One solution to provide additional protection to Denali wolves in consideration is to have the National Park Service acquire or trade for the state lands in question along the northeast boundary of the Park, and place them under federal management as part of Denali National Park. This would be controversial among local landowners (including the state, borough, and others), but would be the best way to permanently protect park wildlife. Another solution in consideration is to attach conditions to the transfer of federal Pittman-Robertson funds to ADF&G (about $14 million this year) that would require the state to provide reasonable protections to wildlife that range across boundaries of federally protected areas onto state lands. This too would be controversial in ADF&G and local hunter-related groups. Thus, an expanded no-take buffer at Denali is the most immediate action the Alaska Board of Game can take to protect Denali wolves.

So the group of wildlife advocates proposed last night that the Anchorage Advisory Committee sponsor a proposal to the Alaska Board of Game that will expand the current wolf protection area – the “buffer” closed to trapping and hunting of wolves – to encompass a greater portion of the traditional ecological range of Denali National Park wolves. The proposal is to keep the current 90 square mile buffer in place, and expand its boundaries to include the entire Stampede Trail / Wolf Townships area northeast of the park boundary, and the area to about 10 miles east of the Nenana River and Parks Highway. The proposal would prohibit any hunting or trapping of wolves in this 600 square mile region outside the park, much as did the original buffer that was in place for only 2 months in 1992, and will afford Denali wolves the protection they so richly deserve.

After hours of impassioned public testimony and heated discussion, the Anchorage Advisory Committee voted 6 to 3 to sponsor the proposal to the Alaska Board of Game, which will now take up this proposal at its February – March 2010 meeting in Fairbanks. There will be other proposals to the Board to eliminate the Denali wolf buffer altogether, and some proposing more limited protections. But clearly, if the goal is to protect Denali park wolves as completely as possible, then the Anchorage Fish & Game Advisory Committee proposal is the best action to accomplish this.

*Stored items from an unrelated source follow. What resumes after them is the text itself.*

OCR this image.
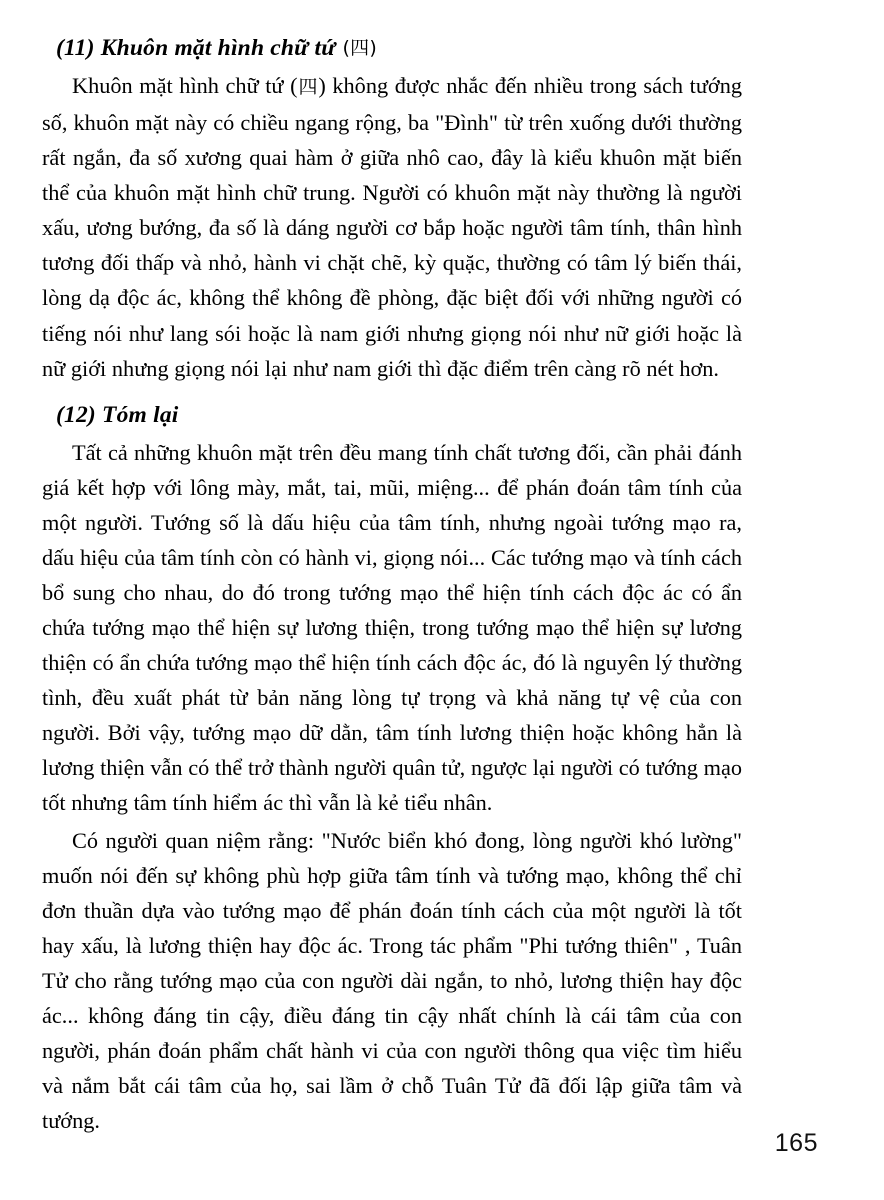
(11) Khuôn mặt hình chữ tứ (四)

Khuôn mặt hình chữ tứ (四) không được nhắc đến nhiều trong sách tướng số, khuôn mặt này có chiều ngang rộng, ba "Đình" từ trên xuống dưới thường rất ngắn, đa số xương quai hàm ở giữa nhô cao, đây là kiểu khuôn mặt biến thể của khuôn mặt hình chữ trung. Người có khuôn mặt này thường là người xấu, ương bướng, đa số là dáng người cơ bắp hoặc người tâm tính, thân hình tương đối thấp và nhỏ, hành vi chặt chẽ, kỳ quặc, thường có tâm lý biến thái, lòng dạ độc ác, không thể không đề phòng, đặc biệt đối với những người có tiếng nói như lang sói hoặc là nam giới nhưng giọng nói như nữ giới hoặc là nữ giới nhưng giọng nói lại như nam giới thì đặc điểm trên càng rõ nét hơn.

(12) Tóm lại

Tất cả những khuôn mặt trên đều mang tính chất tương đối, cần phải đánh giá kết hợp với lông mày, mắt, tai, mũi, miệng... để phán đoán tâm tính của một người. Tướng số là dấu hiệu của tâm tính, nhưng ngoài tướng mạo ra, dấu hiệu của tâm tính còn có hành vi, giọng nói... Các tướng mạo và tính cách bổ sung cho nhau, do đó trong tướng mạo thể hiện tính cách độc ác có ẩn chứa tướng mạo thể hiện sự lương thiện, trong tướng mạo thể hiện sự lương thiện có ẩn chứa tướng mạo thể hiện tính cách độc ác, đó là nguyên lý thường tình, đều xuất phát từ bản năng lòng tự trọng và khả năng tự vệ của con người. Bởi vậy, tướng mạo dữ dằn, tâm tính lương thiện hoặc không hẳn là lương thiện vẫn có thể trở thành người quân tử, ngược lại người có tướng mạo tốt nhưng tâm tính hiểm ác thì vẫn là kẻ tiểu nhân.

Có người quan niệm rằng: "Nước biển khó đong, lòng người khó lường" muốn nói đến sự không phù hợp giữa tâm tính và tướng mạo, không thể chỉ đơn thuần dựa vào tướng mạo để phán đoán tính cách của một người là tốt hay xấu, là lương thiện hay độc ác. Trong tác phẩm "Phi tướng thiên" , Tuân Tử cho rằng tướng mạo của con người dài ngắn, to nhỏ, lương thiện hay độc ác... không đáng tin cậy, điều đáng tin cậy nhất chính là cái tâm của con người, phán đoán phẩm chất hành vi của con người thông qua việc tìm hiểu và nắm bắt cái tâm của họ, sai lầm ở chỗ Tuân Tử đã đối lập giữa tâm và tướng.

165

If the Anchorage Advisory Committee proposal is adopted by the Board of Game this winter, then the 450,000 visitors / year to Denali National Park will benefit from increased wolf viewing success, thus enhancing the tourism economy at Denali and the state. Scientifically, the long-studied Denali wolves will now be protected, and thus provide opportunity to study long-term population and social dynamics of unexploited wolf family groups. The solution proposed would establish the only protected wolf family groups anywhere in Alaska, thus providing unique scientific opportunities. And as there are only 3 or 4 primary recreational wolf trappers who would be impacted by the proposal, and as these individuals have other accessible areas to replace the area that would be closed to wolf-killing by this proposal, the impact to them would be negligible.

When the Board of Game publishes its proposal booklet in early January for the upcoming meeting in Fairbanks, then letters of support to the Board for the Anchorage Advisory Committee proposal for the Denali buffer will be very helpful in convincing the Board to adopt the proposal.

This is as close to a win-win in wolf protection as it gets. Last night was one small step for Denali wolves, one giant leap for Alaska wildlife across the state.